Crude oil prices edged higher Tuesday, driven by the U.S. administration’s evolving tariff policy and improving demand signals from China. President Donald Trump’s latest comments about easing auto import tariffs added momentum to commodities broadly, including energy markets.
Brent crude futures gained $0.25 (0.4%) to reach $65.13 a barrel, while U.S. West Texas Intermediate (WTI) rose $0.28 (0.5%) to $61.81 by early morning GMT.
Trump’s consideration of adjustments to the 25% tariffs on foreign autos and parts—primarily affecting imports from Canada, Mexico, and Asia—marked a potential shift in the administration’s protectionist stance. This follows Friday’s announcement of tariff exemptions for smartphones, computers, and other electronic goods, which briefly lifted market sentiment.

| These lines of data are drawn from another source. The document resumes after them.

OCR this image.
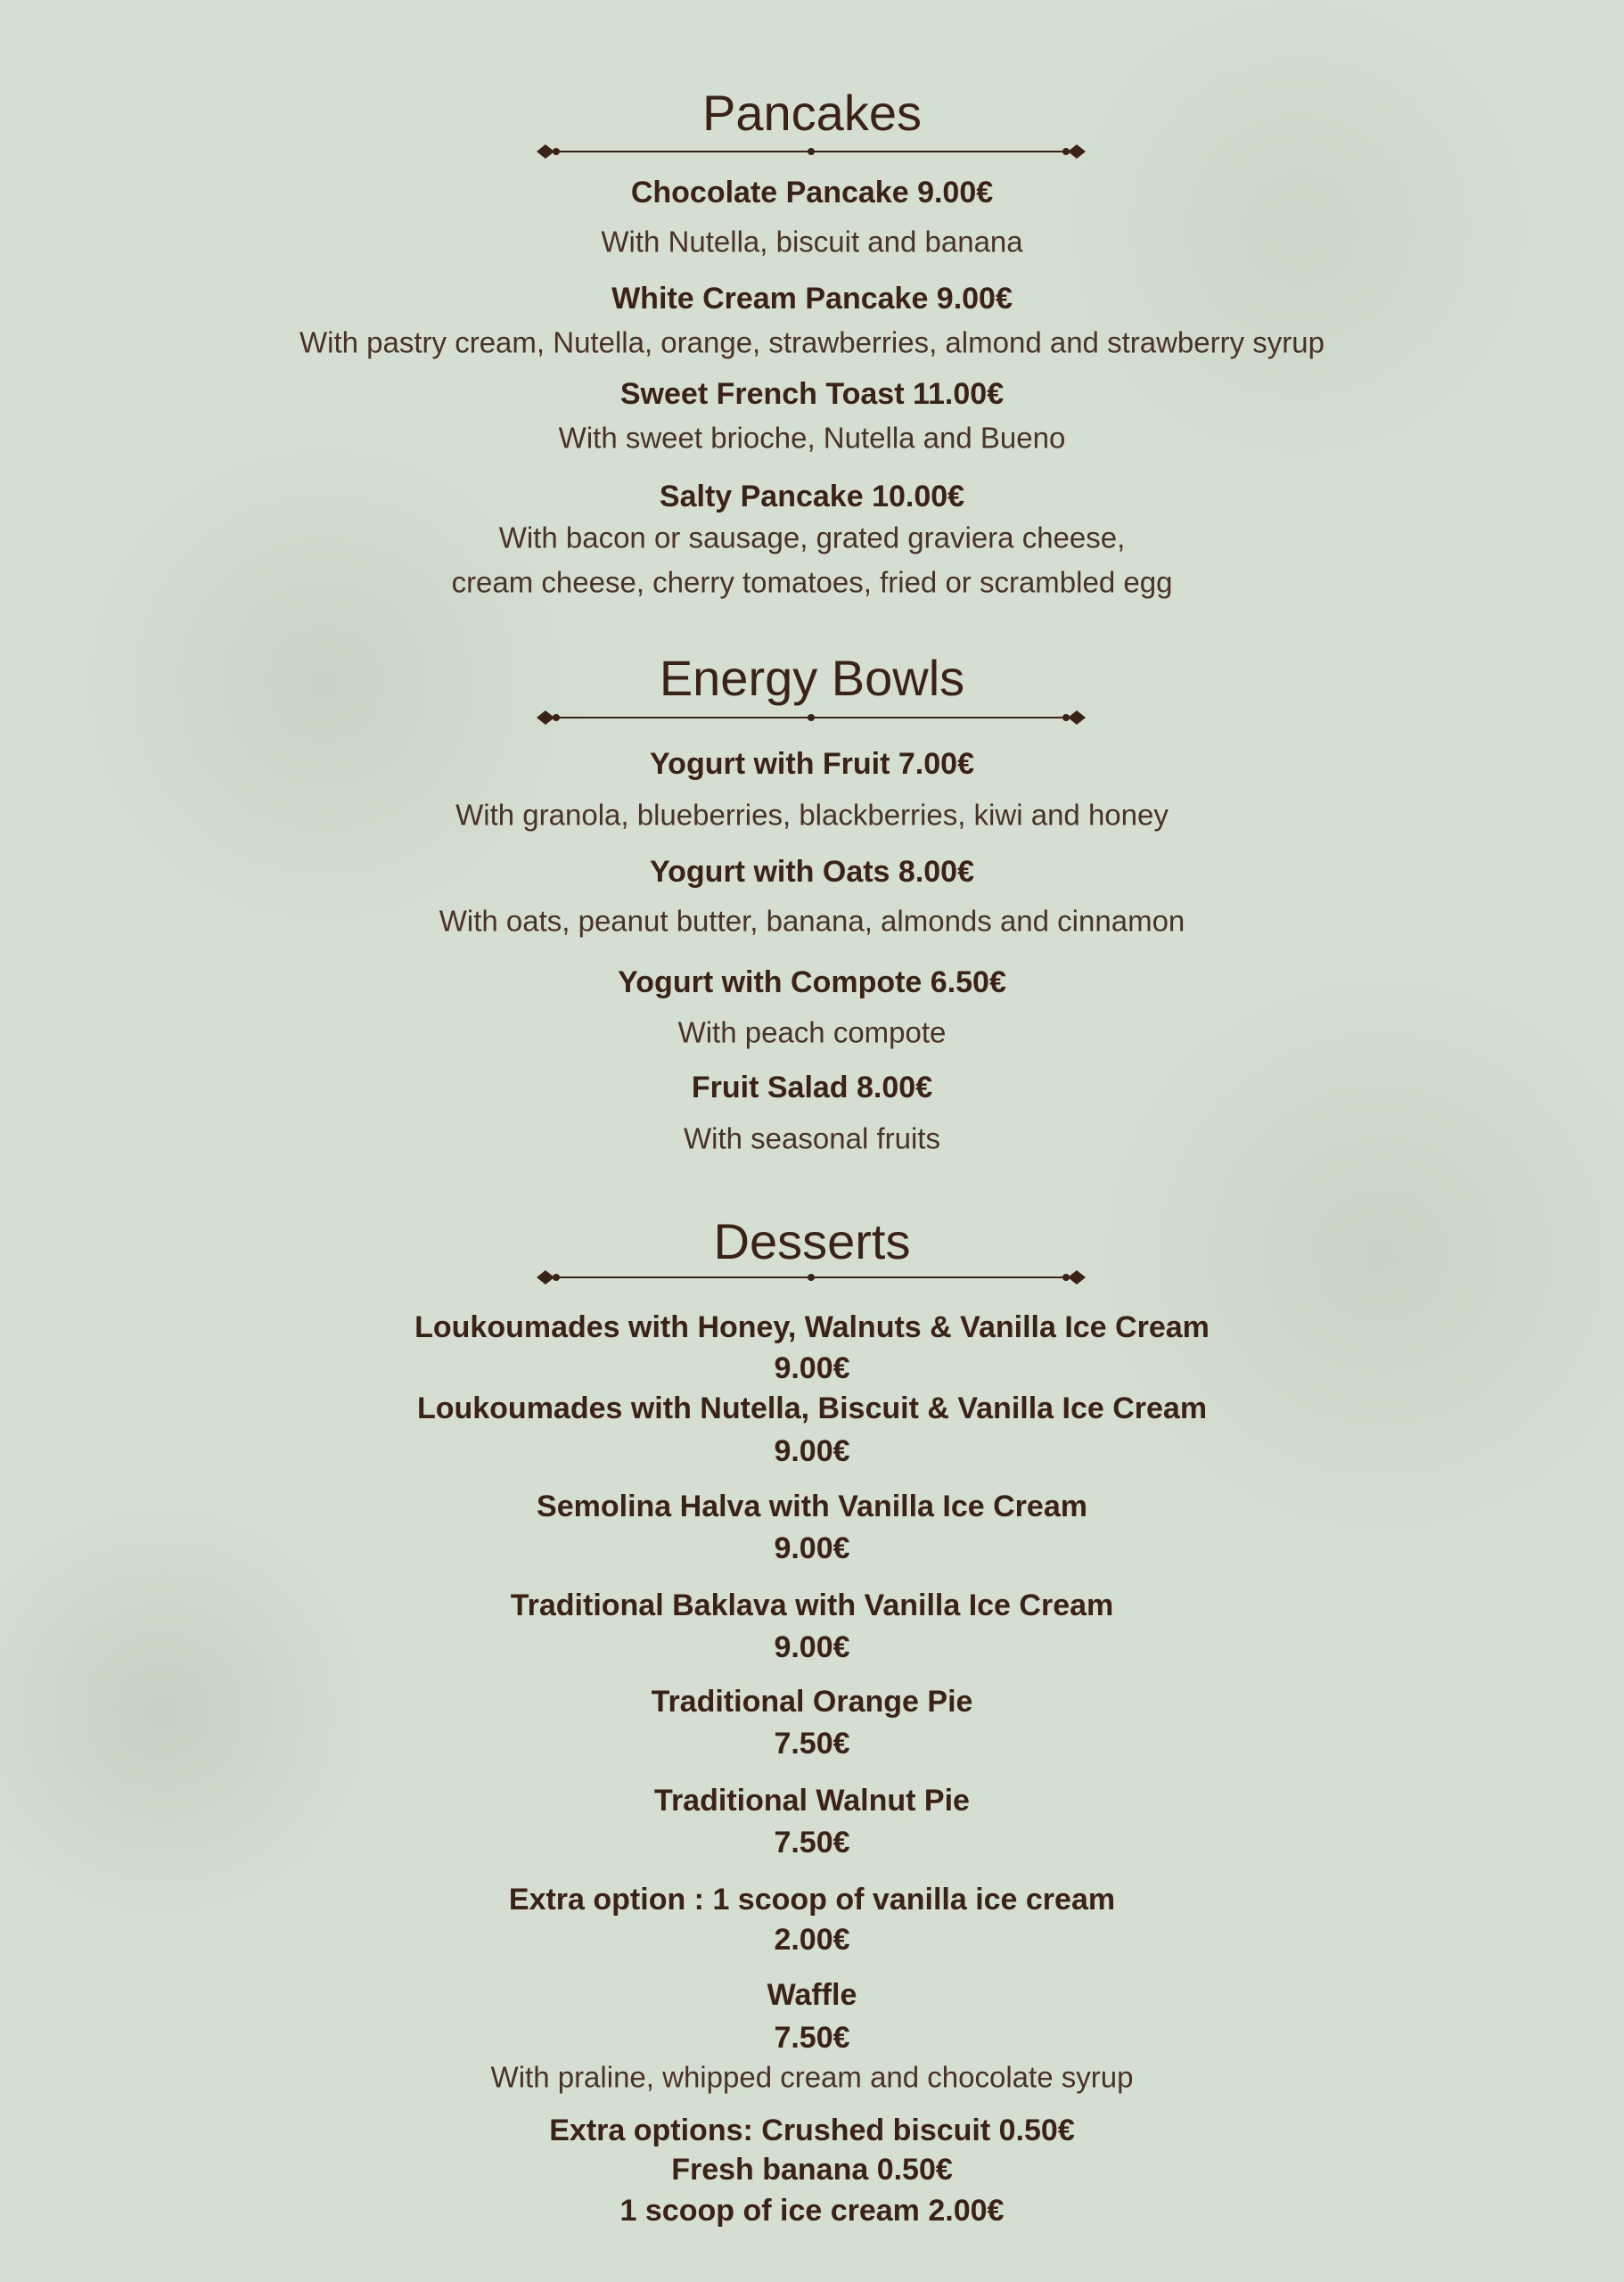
Pancakes
Chocolate Pancake 9.00€
With Nutella, biscuit and banana
White Cream Pancake 9.00€
With pastry cream, Nutella, orange, strawberries, almond and strawberry syrup
Sweet French Toast 11.00€
With sweet brioche, Nutella and Bueno
Salty Pancake 10.00€
With bacon or sausage, grated graviera cheese,
cream cheese, cherry tomatoes, fried or scrambled egg
Energy Bowls
Yogurt with Fruit 7.00€
With granola, blueberries, blackberries, kiwi and honey
Yogurt with Oats 8.00€
With oats, peanut butter, banana, almonds and cinnamon
Yogurt with Compote 6.50€
With peach compote
Fruit Salad 8.00€
With seasonal fruits
Desserts
Loukoumades with Honey, Walnuts & Vanilla Ice Cream
9.00€
Loukoumades with Nutella, Biscuit & Vanilla Ice Cream
9.00€
Semolina Halva with Vanilla Ice Cream
9.00€
Traditional Baklava with Vanilla Ice Cream
9.00€
Traditional Orange Pie
7.50€
Traditional Walnut Pie
7.50€
Extra option : 1 scoop of vanilla ice cream
2.00€
Waffle
7.50€
With praline, whipped cream and chocolate syrup
Extra options: Crushed biscuit 0.50€
Fresh banana 0.50€
1 scoop of ice cream 2.00€
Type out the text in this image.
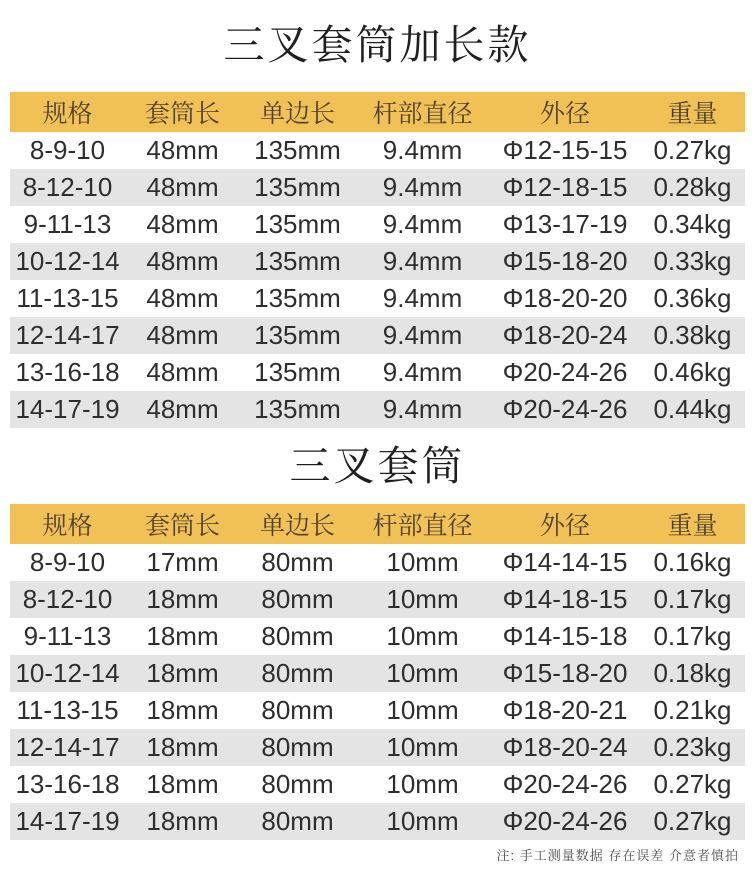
三叉套筒加长款
规格	套筒长	单边长	杆部直径	外径	重量
8-9-10	48mm	135mm	9.4mm	Φ12-15-15	0.27kg
8-12-10	48mm	135mm	9.4mm	Φ12-18-15	0.28kg
9-11-13	48mm	135mm	9.4mm	Φ13-17-19	0.34kg
10-12-14	48mm	135mm	9.4mm	Φ15-18-20	0.33kg
11-13-15	48mm	135mm	9.4mm	Φ18-20-20	0.36kg
12-14-17	48mm	135mm	9.4mm	Φ18-20-24	0.38kg
13-16-18	48mm	135mm	9.4mm	Φ20-24-26	0.46kg
14-17-19	48mm	135mm	9.4mm	Φ20-24-26	0.44kg
三叉套筒
规格	套筒长	单边长	杆部直径	外径	重量
8-9-10	17mm	80mm	10mm	Φ14-14-15	0.16kg
8-12-10	18mm	80mm	10mm	Φ14-18-15	0.17kg
9-11-13	18mm	80mm	10mm	Φ14-15-18	0.17kg
10-12-14	18mm	80mm	10mm	Φ15-18-20	0.18kg
11-13-15	18mm	80mm	10mm	Φ18-20-21	0.21kg
12-14-17	18mm	80mm	10mm	Φ18-20-24	0.23kg
13-16-18	18mm	80mm	10mm	Φ20-24-26	0.27kg
14-17-19	18mm	80mm	10mm	Φ20-24-26	0.27kg
注: 手工测量数据 存在误差 介意者慎拍
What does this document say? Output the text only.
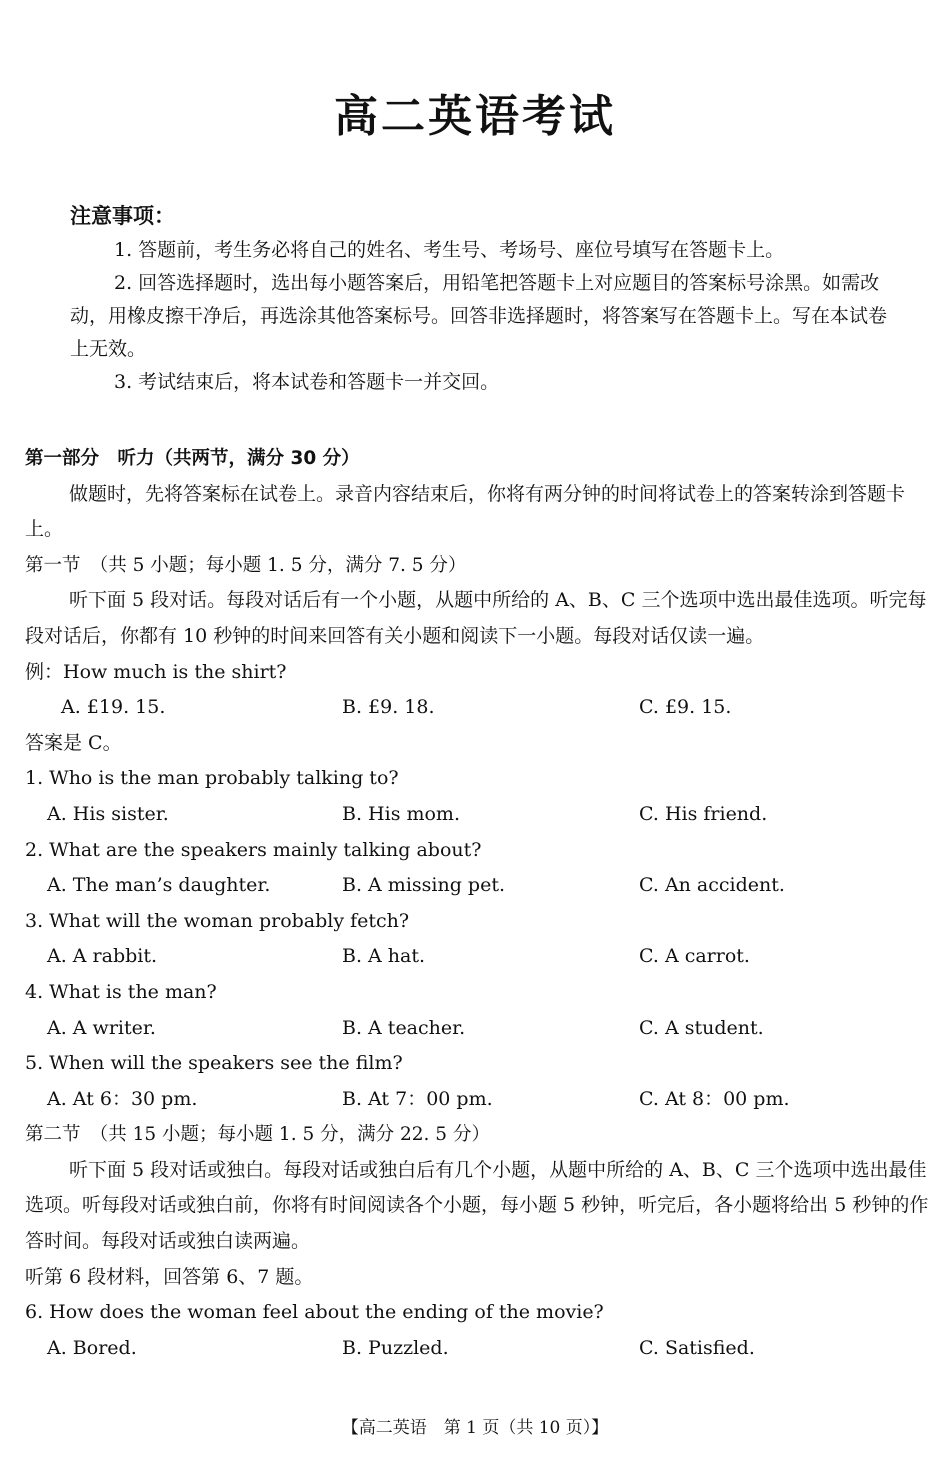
高二英语考试
注意事项：

1. 答题前，考生务必将自己的姓名、考生号、考场号、座位号填写在答题卡上。

2. 回答选择题时，选出每小题答案后，用铅笔把答题卡上对应题目的答案标号涂黑。如需改动，用橡皮擦干净后，再选涂其他答案标号。回答非选择题时，将答案写在答题卡上。写在本试卷上无效。

3. 考试结束后，将本试卷和答题卡一并交回。

第一部分　听力（共两节，满分 30 分）

做题时，先将答案标在试卷上。录音内容结束后，你将有两分钟的时间将试卷上的答案转涂到答题卡上。

第一节　（共 5 小题；每小题 1. 5 分，满分 7. 5 分）

听下面 5 段对话。每段对话后有一个小题，从题中所给的 A、B、C 三个选项中选出最佳选项。听完每段对话后，你都有 10 秒钟的时间来回答有关小题和阅读下一小题。每段对话仅读一遍。

例：How much is the shirt?

A. £19. 15.	B. £9. 18.	C. £9. 15.

答案是 C。

1. Who is the man probably talking to?

A. His sister.	B. His mom.	C. His friend.

2. What are the speakers mainly talking about?

A. The man’s daughter.	B. A missing pet.	C. An accident.

3. What will the woman probably fetch?

A. A rabbit.	B. A hat.	C. A carrot.

4. What is the man?

A. A writer.	B. A teacher.	C. A student.

5. When will the speakers see the film?

A. At 6：30 pm.	B. At 7：00 pm.	C. At 8：00 pm.

第二节　（共 15 小题；每小题 1. 5 分，满分 22. 5 分）

听下面 5 段对话或独白。每段对话或独白后有几个小题，从题中所给的 A、B、C 三个选项中选出最佳选项。听每段对话或独白前，你将有时间阅读各个小题，每小题 5 秒钟，听完后，各小题将给出 5 秒钟的作答时间。每段对话或独白读两遍。

听第 6 段材料，回答第 6、7 题。

6. How does the woman feel about the ending of the movie?

A. Bored.	B. Puzzled.	C. Satisfied.
【高二英语　第 1 页（共 10 页）】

However, investors remain cautious. “The rally in oil is fragile, given the unpredictability of policy shifts,” said analyst Tina Teng. The volatility in trade-related headlines has also led OPEC to revise down its global demand forecast, the first such adjustment since December.
China Crude Imports Climb 5%
Fresh trade data from China provided a second pillar of support for oil markets. According to figures released Monday, China’s crude imports rose nearly 5% in March year-over-year. The increase was partially driven by a surge in Iranian oil shipments, as refiners front-loaded purchases ahead of expected sanctions tightening by the U.S.
This uptick in demand is critical, especially as global producers brace for potential supply restrictions stemming from renewed U.S. pressure on Iran. Energy Secretary Chris Wright confirmed Washington’s intent to completely halt Iranian oil exports, a move that could strain global supply and lift prices further.
Additional supply-side data:
- Kazakhstan’s oil output fell 3% in early April, per energy ministry data.
- Despite the decline, its production remains above its OPEC+ quota, adding complexity to global rebalancing efforts.
Tariffs, Iran Tensions Shape Outlook
The broader oil market remains caught between two powerful dynamics: trade policy volatility and geopolitical tensions in the Middle East. Trump’s tariff moves—now including semiconductors under investigation—underscore the market’s sensitivity to policy fluidity.
Key factors influencing crude sentiment:
- Shifting U.S. tariff policies on autos and electronics
- Escalating tensions over Iran’s nuclear program
- Ongoing nuclear negotiations and sanctions enforcement
- Mixed compliance among OPEC+ members
As these variables unfold, traders remain vigilant, weighing supply risks against uncertain demand projections.